Две сестры, не глядя до сих пор на меня, разорвали чёрный орган, и я уже в полной мере осознал, что сердце было моё. Ибо, рехнувшись от боли, свалился. Раскрывая рот, как рыба на берегу, и хрипя при каждом вздохе, я протянул руки к ним.

– Помню… – со слезами выдавил я. – Гретель и Гретхен.

И без того тёмный мир потемнел, приобрёл серые краски. Всё потеряло свой цвет, лишь кровь, что яркими красными пятнами расползалась на телах девочек, сохраняла свой цвет. Я хрипел и полз к ним, задыхаясь и плюя кровью, но не красной… чёрной. Чёрной густой кровью, что больше походила на смолу. Той кровью, что лилась из сердца в руках сестёр. Я упал на спину и не мог больше шевелиться от болевого шока. Лежал и смотрел в непроглядную тьму, чувствуя, как глаза горят огнём от слёз. Вскоре надо мной появились два белых лика девочек. Глазницы их были пусты, а рты ощетинились плотоядными улыбками безумного чеширского кота.

– Помнит нас, сестра! – весело произнесла Гретхен и, широко раззявив пасть, вцепилась мне в горло.
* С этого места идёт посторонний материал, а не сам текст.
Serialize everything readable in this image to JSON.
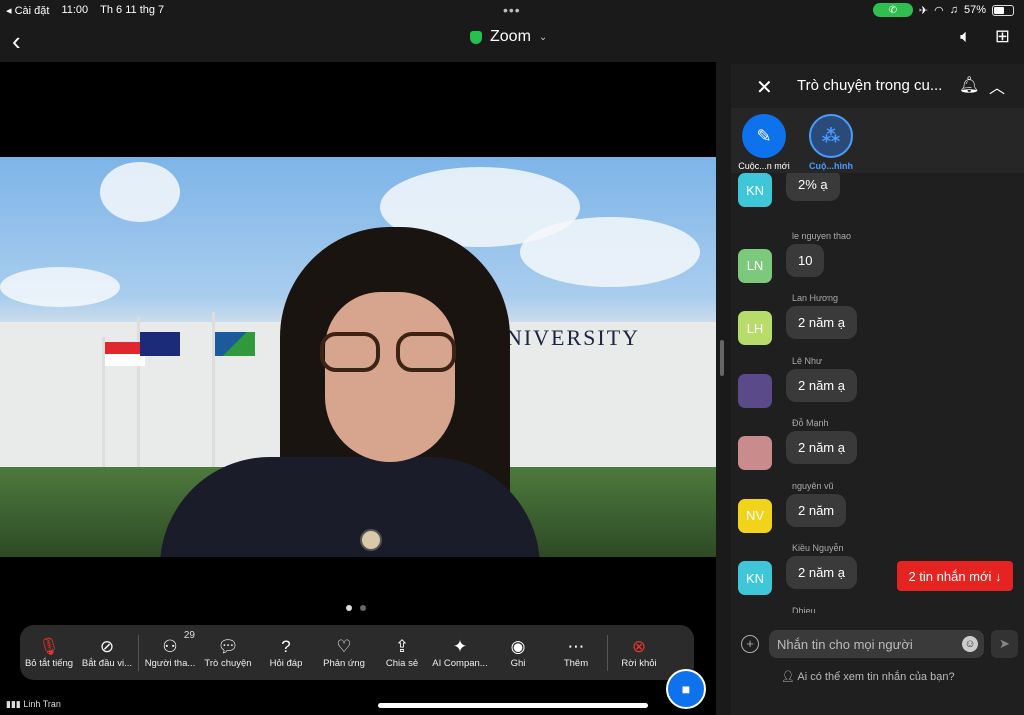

Вскоре она выпрямилась, вырывая сочащийся гнилой кровью кусок мяса. Я уже ничего не чувствовал, не было сил ни кричать, ни хрипеть, ни тем более сопротивляться. Только горячие слёзы всё также стекали по сухому лицу, обжигая его. Дрожащими руками младшая сестра взяла кусок плоти, что выдрала из моего горла, и принялась обтирать им лицо, издавая возбуждённые звуки маньяка.

– Помни и дальше, – сдержанно произнесла Гретель.

С чудовищной улыбкой она резким движением вцепилась мне в лицо руками. Я почувствовал, как тонкие детские пальчики проникают в глазницы и, сжимая глазные яблоки… выдирают их.

Здесь воля вернулась ко мне, и я с диким криком резко вскочил. Ударившись башкой о верхнюю койку нар, упал обратно в постель.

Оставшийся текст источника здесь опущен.